Biology and MB&B - Wesleyan University

Biology and MB&B

Graduate Student Career Retreat 2008

Name: Nathaniel Hartman

Lab: Laura Grabel [Biology]

Abstract

YC5 embryonic stem cell-derived neural progenitor migration

is guided by the chemokine SDF-1α following seizures in SCID mice

Nathaniel W. Hartman, Joe E. Carpentino², Kristi A. LaMonica¹,

Gloster Aaron¹, Janice R. Naegele¹, Laura B. Grabel¹
¹Biology Department, Wesleyan University, ²University of Florida

Embryonic stem cell derived neural progenitors (ESNPs) can be readily derived in vitro and are a potential source of cells for treatment of neurodegenerative diseases. Adult SCID mice treated with the chemoconvulsant kainic acid (KA) exhibit hippocampal sclerosis and upregulate adult neurogenesis following seizures. Using this model of temporal lobe epilepsy, we transplanted ESNPs that express enhanced yellow fluorescent protein (EYFP) into the CA3 region of KA-treated mice. Following transplantation, ESNPs migrated and incorporated into the dentate gyrus (DG), a niche for endogenous adult neural stem cells, where they differentiated into DG-specific cell types, including granule neurons.
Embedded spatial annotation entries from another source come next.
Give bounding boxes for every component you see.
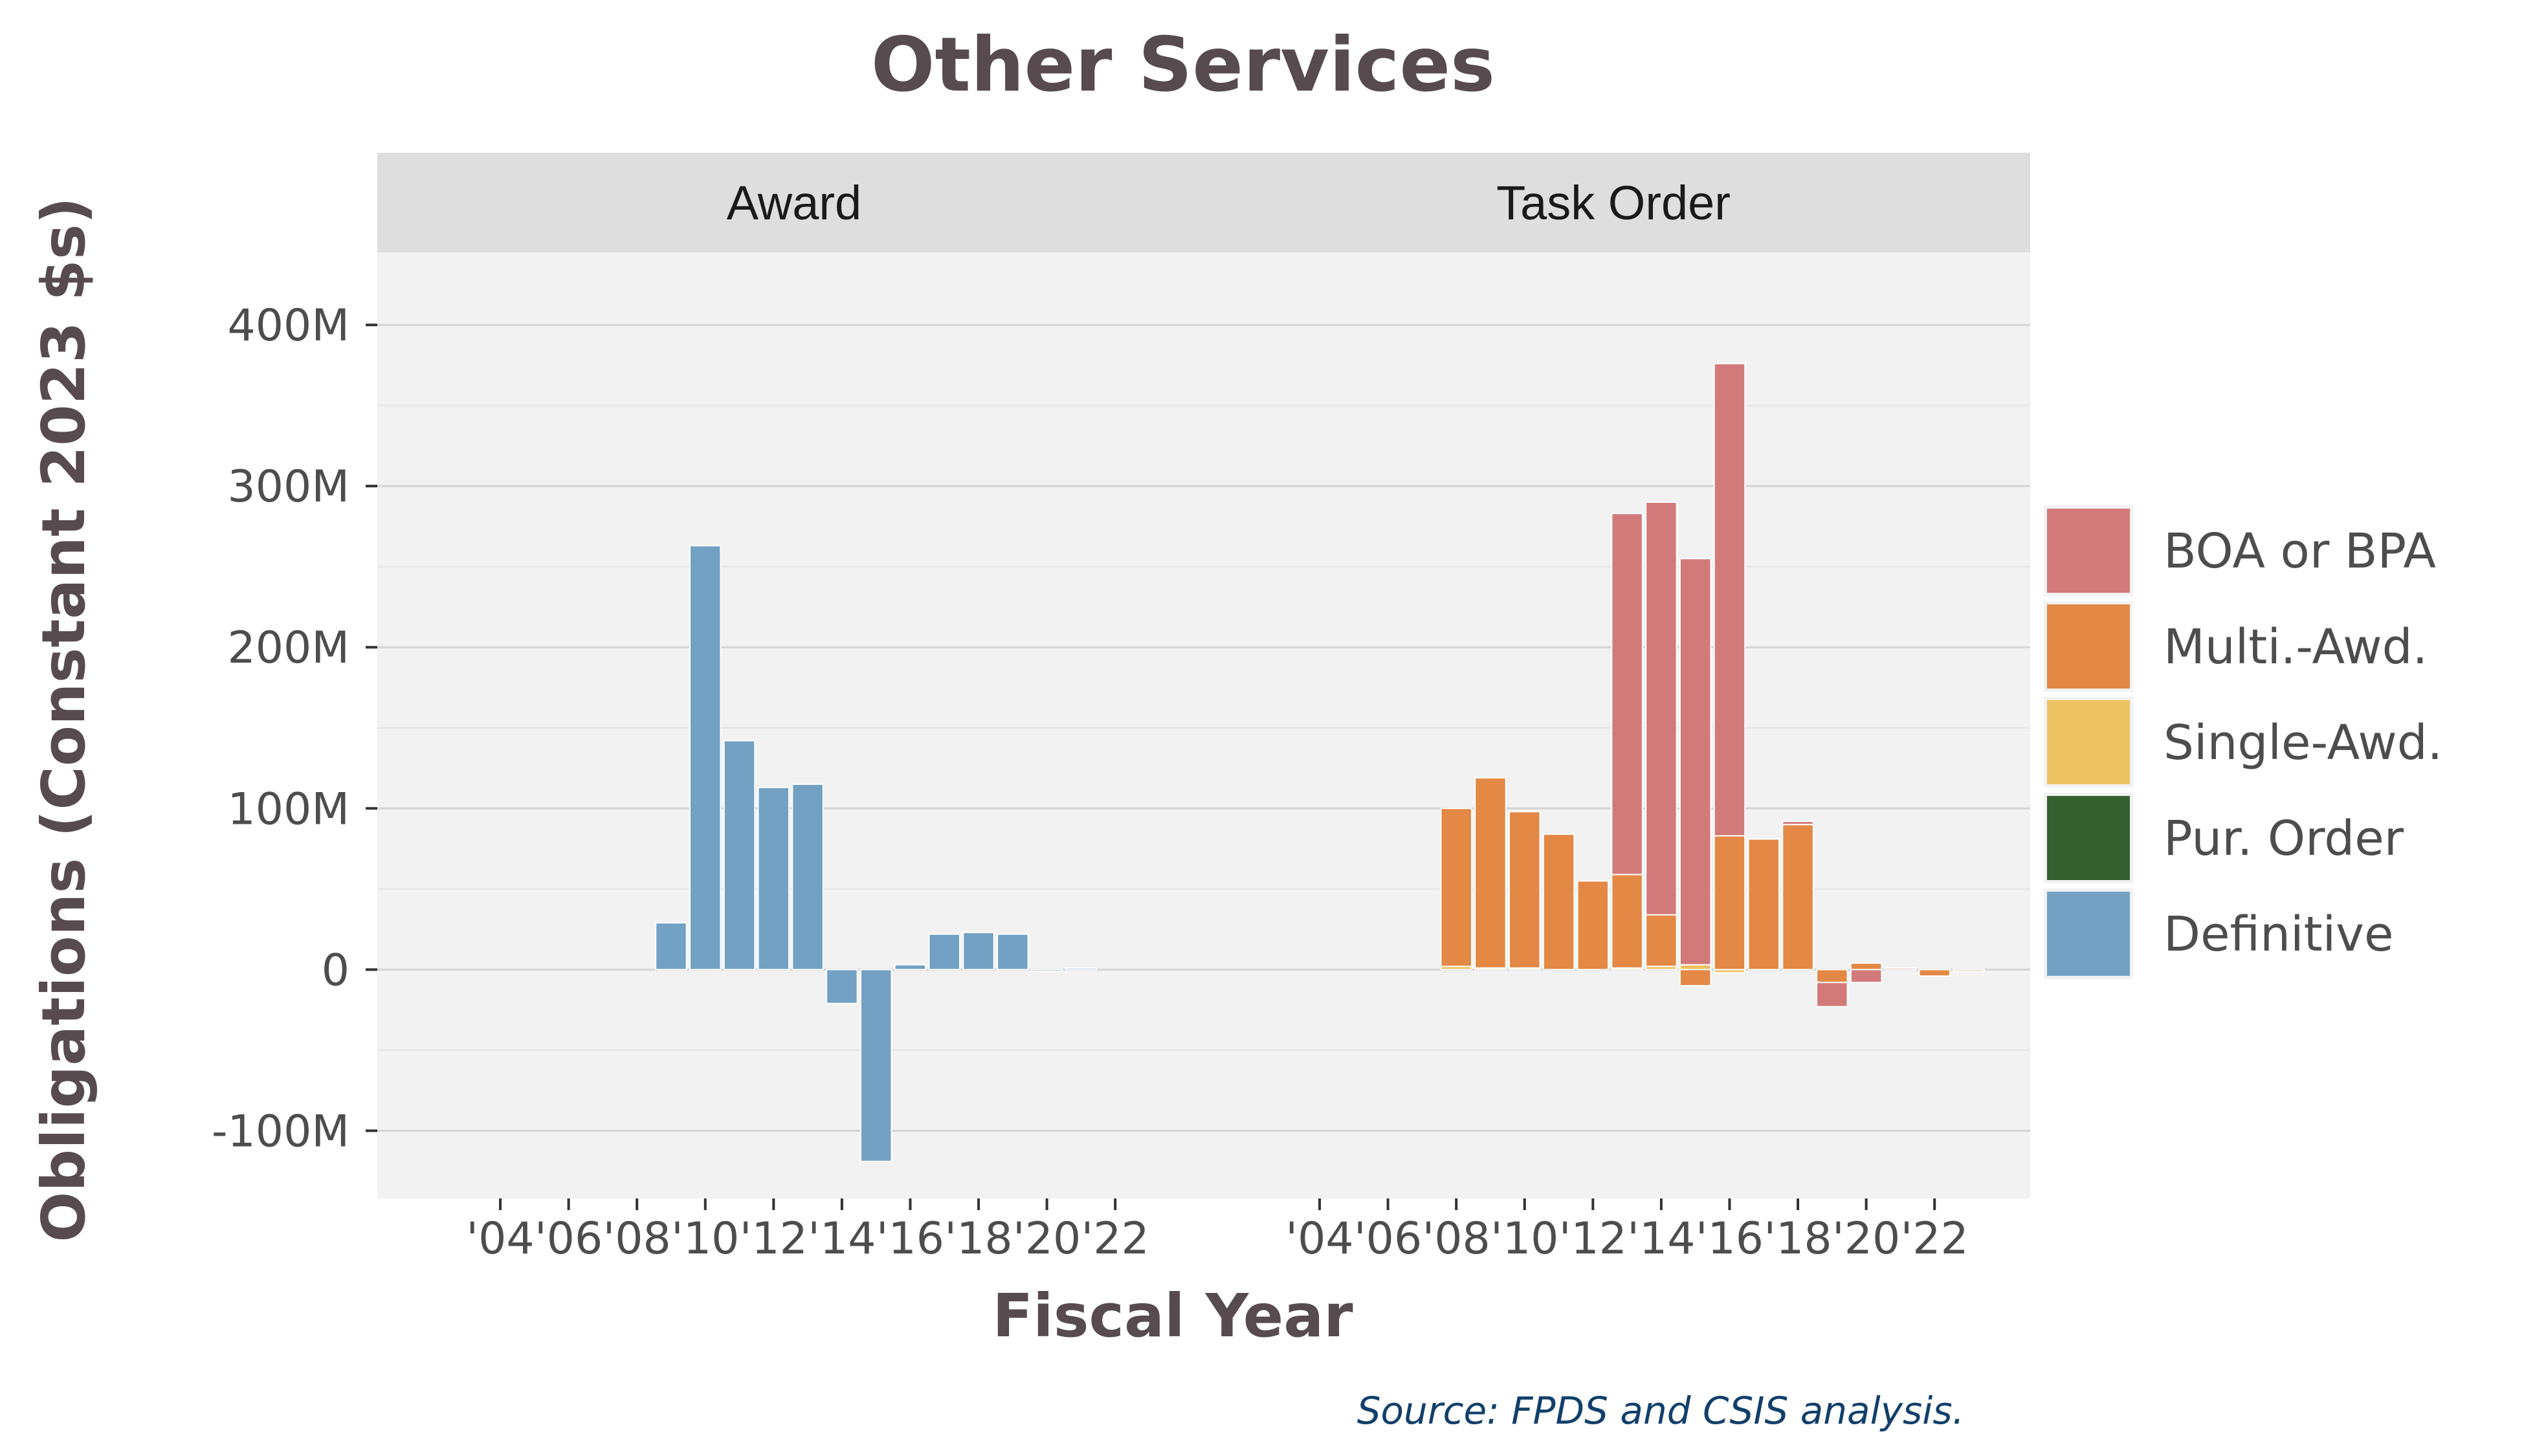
bar-definitive-2011 [723, 740, 756, 971]
bar-boa-or-bpa-2018 [1782, 821, 1814, 826]
bar-boa-or-bpa-2013 [1611, 513, 1643, 876]
panel-strip-label: Task Order [1496, 176, 1731, 230]
panel-task-order: Task Order '04'06'08'10'12'14'16'18'20'22 [1197, 153, 2030, 1264]
y-tick-label: -100M [212, 1106, 349, 1157]
legend: BOA or BPA Multi.-Awd. Single-Awd. Pur. Ord… [2044, 505, 2442, 979]
x-tick-label: '14 [1627, 1213, 1695, 1264]
panel-strip-label: Award [727, 176, 861, 230]
bar-multi-awd-2022 [1918, 969, 1951, 977]
x-axis-title: Fiscal Year [992, 1281, 1353, 1351]
bar-multi-awd-2008 [1440, 808, 1472, 967]
legend-label: BOA or BPA [2164, 524, 2436, 579]
bar-boa-or-bpa-2021 [1884, 967, 1917, 971]
panel-award: Award '04'06'08'10'12'14'16'18'20'22 [377, 153, 1211, 1264]
bar-definitive-2010 [689, 545, 722, 971]
bar-multi-awd-2009 [1474, 777, 1507, 969]
bar-multi-awd-2019 [1816, 969, 1848, 984]
x-tick-label: '10 [1490, 1213, 1558, 1264]
bar-multi-awd-2010 [1509, 811, 1541, 969]
x-tick-label: '20 [1832, 1213, 1900, 1264]
x-tick-label: '06 [535, 1213, 603, 1264]
bar-multi-awd-2013 [1611, 874, 1643, 969]
bar-definitive-2016 [894, 964, 927, 971]
legend-label: Definitive [2164, 907, 2393, 962]
legend-item-boa-or-bpa: BOA or BPA [2044, 505, 2436, 596]
bar-definitive-2015 [859, 969, 892, 1162]
bar-definitive-2017 [928, 933, 961, 971]
y-tick-label: 300M [228, 461, 349, 513]
bar-definitive-2020 [1030, 969, 1063, 972]
x-tick-label: '10 [671, 1213, 739, 1264]
x-tick-label: '04 [1285, 1213, 1353, 1264]
x-tick-label: '14 [808, 1213, 876, 1264]
x-tick-label: '06 [1354, 1213, 1422, 1264]
bar-multi-awd-2015 [1679, 969, 1712, 987]
bar-definitive-2014 [826, 969, 858, 1004]
bar-definitive-2009 [655, 922, 687, 971]
bar-multi-awd-2017 [1747, 838, 1780, 971]
bar-multi-awd-2020 [1850, 962, 1883, 971]
x-tick-label: '20 [1013, 1213, 1081, 1264]
legend-label: Single-Awd. [2164, 715, 2442, 771]
legend-label: Pur. Order [2164, 811, 2404, 866]
legend-swatch [2047, 700, 2130, 784]
x-tick-label: '08 [603, 1213, 671, 1264]
bar-multi-awd-2012 [1577, 880, 1610, 971]
x-tick-label: '22 [1901, 1213, 1969, 1264]
bar-boa-or-bpa-2016 [1713, 362, 1746, 837]
x-tick-label: '22 [1081, 1213, 1149, 1264]
bar-boa-or-bpa-2015 [1679, 558, 1712, 965]
legend-label: Multi.-Awd. [2164, 619, 2428, 675]
legend-swatch [2047, 892, 2130, 976]
panel-strip [1197, 153, 2030, 252]
x-tick-label: '18 [944, 1213, 1012, 1264]
legend-swatch [2047, 509, 2130, 593]
legend-item-definitive: Definitive [2044, 888, 2393, 979]
bar-multi-awd-2023 [1953, 969, 1985, 972]
x-tick-label: '16 [1696, 1213, 1764, 1264]
bar-definitive-2019 [997, 933, 1029, 971]
x-tick-label: '18 [1764, 1213, 1832, 1264]
y-tick-label: 100M [228, 784, 349, 835]
y-axis-title: Obligations (Constant 2023 $s) [29, 197, 98, 1242]
x-tick-label: '12 [740, 1213, 808, 1264]
bar-definitive-2013 [792, 783, 824, 971]
y-tick-label: 0 [322, 945, 349, 996]
legend-swatch [2047, 796, 2130, 880]
bar-multi-awd-2011 [1542, 833, 1575, 971]
chart-title: Other Services [871, 21, 1495, 109]
bar-single-awd-2015 [1679, 964, 1712, 971]
bar-definitive-2021 [1065, 967, 1098, 971]
y-axis: -100M 0 100M 200M 300M 400M [212, 300, 377, 1157]
legend-item-single-awd: Single-Awd. [2044, 697, 2442, 788]
panel-background [377, 252, 1211, 1198]
x-tick-label: '16 [876, 1213, 944, 1264]
y-tick-label: 400M [228, 300, 349, 351]
x-tick-label: '04 [466, 1213, 534, 1264]
panel-strip [377, 153, 1211, 252]
bar-boa-or-bpa-2020 [1850, 969, 1883, 984]
y-tick-label: 200M [228, 623, 349, 674]
legend-item-pur-order: Pur. Order [2044, 793, 2404, 883]
bar-multi-awd-2014 [1645, 914, 1677, 967]
bar-boa-or-bpa-2014 [1645, 502, 1677, 916]
legend-item-multi-awd: Multi.-Awd. [2044, 601, 2428, 692]
legend-swatch [2047, 604, 2130, 689]
bar-definitive-2018 [962, 932, 995, 971]
bar-boa-or-bpa-2019 [1816, 982, 1848, 1008]
x-tick-label: '12 [1559, 1213, 1627, 1264]
bar-definitive-2012 [757, 786, 790, 971]
bar-multi-awd-2016 [1713, 835, 1746, 971]
source-caption: Source: FPDS and CSIS analysis. [1357, 1389, 1964, 1433]
bar-multi-awd-2018 [1782, 824, 1814, 971]
x-tick-label: '08 [1423, 1213, 1490, 1264]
Whole cell patch clamp recordings suggest that transplanted cells exhibit region-specific physiological properties in the host hippocampus. Transplanted cells recorded in the dentate granule cell layer exhibited spike train accomodation and action potential characteristics similar to endogenous dentate granule neurons. Our preliminary electrophysiological data suggest that transplanted ESNPs functionally incorporate into the host hippocampal circuitry. Our previous data suggest that seizure-induced changes in the host environment promote migration of transplanted ESNPs. Based upon a demonstrated role in dentate granule cell migration during development, we propose that the chemokine SDF-1a directs ESNP migration to the dentate gyrus. We show that the SDF-1a receptor CXCR4 is expressed by ESNPs, and that SDF-1a acts as a chemoattractant without altering the proliferation or differentiation of ESNPs in vitro. A pharmacological inhibitor of CXCR4, AMD3100, blocks SDF-1a-mediated migration in vitro. In addition, SDF-1a is upregulated in the hippocampus following seizures. When AMD3100 was administered in vivo by osmotic minipump, transplanted ESNPs failed to migrate and incorporate into the dentate gyrus, suggesting that SDF-1a contributes to ESNP migration following transplant to the hippocampus.